こと情報収集という点で、我々日本人は留学中大きなデメリットがあります。成績の取得にしろ、就活にしろ、ある程度日本の高校や大学では親や学校が情報をもたらしてくれていましたが、海外では全て自分から行動しないと有用な情報は手に入りません。

留学し、卒業したら自動的に仕事が手に入るわけではなく、オンライン、オフラインを問わず、積極的に行動し、仕事のインタビューを申し込まないと、チャンスは舞い込んでくるものではありません。

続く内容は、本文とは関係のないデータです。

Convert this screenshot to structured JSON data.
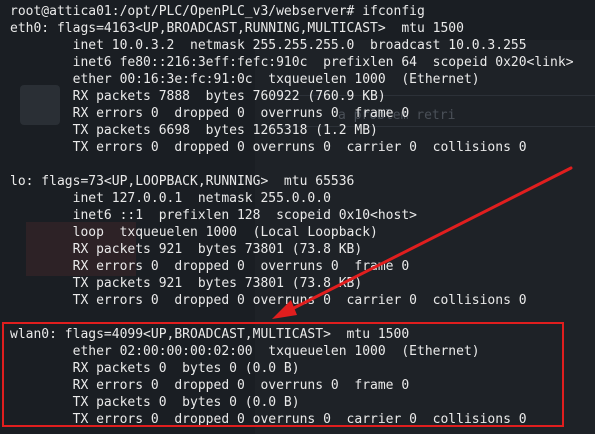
{
  "theme": {
    "background": "#14171b",
    "text_color": "#eaeaea",
    "annotation_color": "#e01e1e"
  },
  "background": {
    "ghost_text": "a problem retri"
  },
  "terminal": {
    "prompt": "root@attica01:/opt/PLC/OpenPLC_v3/webserver#",
    "command": "ifconfig",
    "lines": [
      "eth0: flags=4163<UP,BROADCAST,RUNNING,MULTICAST>  mtu 1500",
      "        inet 10.0.3.2  netmask 255.255.255.0  broadcast 10.0.3.255",
      "        inet6 fe80::216:3eff:fefc:910c  prefixlen 64  scopeid 0x20<link>",
      "        ether 00:16:3e:fc:91:0c  txqueuelen 1000  (Ethernet)",
      "        RX packets 7888  bytes 760922 (760.9 KB)",
      "        RX errors 0  dropped 0  overruns 0  frame 0",
      "        TX packets 6698  bytes 1265318 (1.2 MB)",
      "        TX errors 0  dropped 0 overruns 0  carrier 0  collisions 0",
      "",
      "lo: flags=73<UP,LOOPBACK,RUNNING>  mtu 65536",
      "        inet 127.0.0.1  netmask 255.0.0.0",
      "        inet6 ::1  prefixlen 128  scopeid 0x10<host>",
      "        loop  txqueuelen 1000  (Local Loopback)",
      "        RX packets 921  bytes 73801 (73.8 KB)",
      "        RX errors 0  dropped 0  overruns 0  frame 0",
      "        TX packets 921  bytes 73801 (73.8 KB)",
      "        TX errors 0  dropped 0 overruns 0  carrier 0  collisions 0",
      "",
      "wlan0: flags=4099<UP,BROADCAST,MULTICAST>  mtu 1500",
      "        ether 02:00:00:00:02:00  txqueuelen 1000  (Ethernet)",
      "        RX packets 0  bytes 0 (0.0 B)",
      "        RX errors 0  dropped 0  overruns 0  frame 0",
      "        TX packets 0  bytes 0 (0.0 B)",
      "        TX errors 0  dropped 0 overruns 0  carrier 0  collisions 0"
    ]
  }
}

そのため、日本的な受け身の立場でいると、卒業はしたものの、特に就職先がない、という状況に陥ります。

英語以外に頼れる武器が無い

最後に、英語以外に特に頼れる武器が無いと、現地での就活がうまくいかず、現地生活を志して留学しても、単純労働の仕事に就くようになったり、日本に帰ってきたりする羽目になります。

現地の学生たちは、当然英語に加えて、専門知識を身に着けているわけで、彼らと就活戦線で対等に渡り合うためには、英語だけではなく、仕事上の専門知識や、その他特技が重要になってきます。

また、日本人の中で見渡しても、英語が話せる人口というのはここ数年着実に増加傾向にあり、それだけでは他との差別化ができません。

それゆえ、もし留学の目的が、キャリアアップや現地採用の場合、英語力にかまけることなく、その他知識にも磨きをかけましょう。